Company will also enjoy 180 days of exclusive marketing rights for the drug in the American market

Ranbaxy Laboratories has received the US Food and Drug Administration (US FDA)'s approval to sell a generic version of Novartis's hypertension medicine Diovan, sources say. The company will enjoy 180 days of exclusive marketing rights for the drug in the American market, it is learnt.

"The company will launch the drug at the earliest," a company executive said, indicating the generic version was likely to enter the American market within the next few days.

The launch of the Diovan generic has been pending since September 2012, when Novartis lost patent protection in this regard. It is expected the launch of the generic will give a significant boost to Ranbaxy's revenue, under pressure for a long time.
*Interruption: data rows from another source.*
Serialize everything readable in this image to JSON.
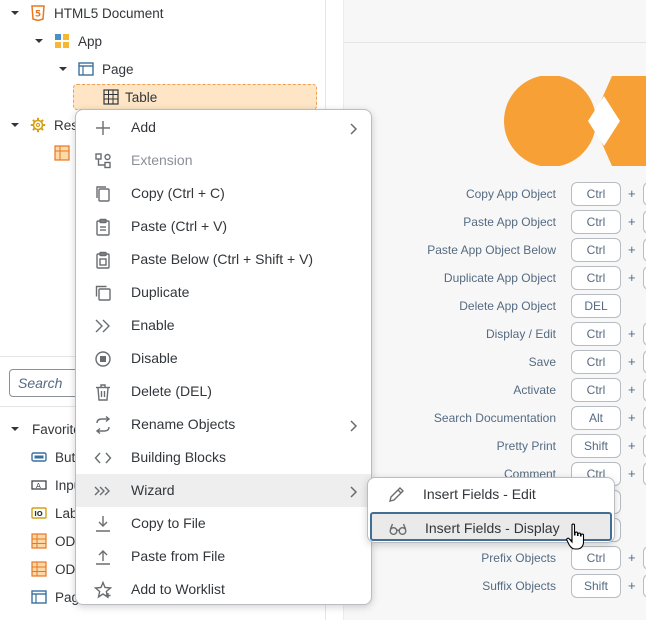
{
  "tree": {
    "nodes": [
      {
        "label": "HTML5 Document",
        "icon": "html5-icon"
      },
      {
        "label": "App",
        "icon": "app-icon"
      },
      {
        "label": "Page",
        "icon": "page-icon"
      },
      {
        "label": "Table",
        "icon": "table-icon"
      },
      {
        "label": "Res",
        "icon": "gear-icon"
      }
    ]
  },
  "search": {
    "placeholder": "Search"
  },
  "favorites": {
    "header": "Favorite",
    "items": [
      {
        "label": "Butt",
        "icon": "button-icon"
      },
      {
        "label": "Inpu",
        "icon": "input-icon"
      },
      {
        "label": "Lab",
        "icon": "label-icon"
      },
      {
        "label": "ODa",
        "icon": "odata-icon"
      },
      {
        "label": "ODa",
        "icon": "odata-icon"
      },
      {
        "label": "Pag",
        "icon": "page-icon"
      }
    ]
  },
  "context_menu": {
    "items": [
      {
        "label": "Add",
        "icon": "plus-icon",
        "submenu": true
      },
      {
        "label": "Extension",
        "icon": "extension-icon",
        "disabled": true
      },
      {
        "label": "Copy (Ctrl + C)",
        "icon": "copy-icon"
      },
      {
        "label": "Paste (Ctrl + V)",
        "icon": "paste-icon"
      },
      {
        "label": "Paste Below (Ctrl + Shift + V)",
        "icon": "paste-below-icon"
      },
      {
        "label": "Duplicate",
        "icon": "duplicate-icon"
      },
      {
        "label": "Enable",
        "icon": "enable-icon"
      },
      {
        "label": "Disable",
        "icon": "disable-icon"
      },
      {
        "label": "Delete (DEL)",
        "icon": "trash-icon"
      },
      {
        "label": "Rename Objects",
        "icon": "rename-icon",
        "submenu": true
      },
      {
        "label": "Building Blocks",
        "icon": "code-icon"
      },
      {
        "label": "Wizard",
        "icon": "wizard-icon",
        "submenu": true,
        "active": true
      },
      {
        "label": "Copy to File",
        "icon": "download-icon"
      },
      {
        "label": "Paste from File",
        "icon": "upload-icon"
      },
      {
        "label": "Add to Worklist",
        "icon": "star-icon"
      }
    ]
  },
  "wizard_submenu": {
    "items": [
      {
        "label": "Insert Fields - Edit",
        "icon": "pencil-icon"
      },
      {
        "label": "Insert Fields - Display",
        "icon": "glasses-icon",
        "focused": true
      }
    ]
  },
  "shortcuts": [
    {
      "label": "Copy App Object",
      "key": "Ctrl",
      "plus": true
    },
    {
      "label": "Paste App Object",
      "key": "Ctrl",
      "plus": true
    },
    {
      "label": "Paste App Object Below",
      "key": "Ctrl",
      "plus": true
    },
    {
      "label": "Duplicate App Object",
      "key": "Ctrl",
      "plus": true
    },
    {
      "label": "Delete App Object",
      "key": "DEL",
      "plus": false
    },
    {
      "label": "Display / Edit",
      "key": "Ctrl",
      "plus": true
    },
    {
      "label": "Save",
      "key": "Ctrl",
      "plus": true
    },
    {
      "label": "Activate",
      "key": "Ctrl",
      "plus": true
    },
    {
      "label": "Search Documentation",
      "key": "Alt",
      "plus": true
    },
    {
      "label": "Pretty Print",
      "key": "Shift",
      "plus": true
    },
    {
      "label": "Comment",
      "key": "Ctrl",
      "plus": true
    },
    {
      "label": "",
      "key": "",
      "plus": false
    },
    {
      "label": "",
      "key": "",
      "plus": false
    },
    {
      "label": "Prefix Objects",
      "key": "Ctrl",
      "plus": true
    },
    {
      "label": "Suffix Objects",
      "key": "Shift",
      "plus": true
    }
  ],
  "colors": {
    "accent_orange": "#f7a035",
    "selection_bg": "#fde5c6",
    "focus_border": "#436e94"
  }
}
In the absence of competition from generics, Novartis clocked about $3.4 billion of sales from this drug globally. Estimates by market analysts show if Ranbaxy launches the drug at a discount of 40-50 per cent, it might earn about $200 million during the six-month exclusivity period.

The US FDA approval marks a positive for Ranbaxy. The company, recently acquired from Japan's Daiichi Sankyo by domestic drug maker Sun Pharmaceutical in a $4-billion transaction, has been in the midst of woes at its largest drug market, the US. Currently, four key Ranbaxy facilities in India are barred from supplying products to the US, owing to violation of manufacturing norms.

Following the untoward developments at its facilities, many of the company's key products awaiting US FDA approval were stuck with the regulator. While Ranbaxy's US-based Ohm Laboratories is allowed to manufacture for that market, sources say it is possible the company has tied up with a third party for sourcing active pharmaceutical ingredient (API), as its primary API plant in Toansa is has been barred from supplying products by US FDA.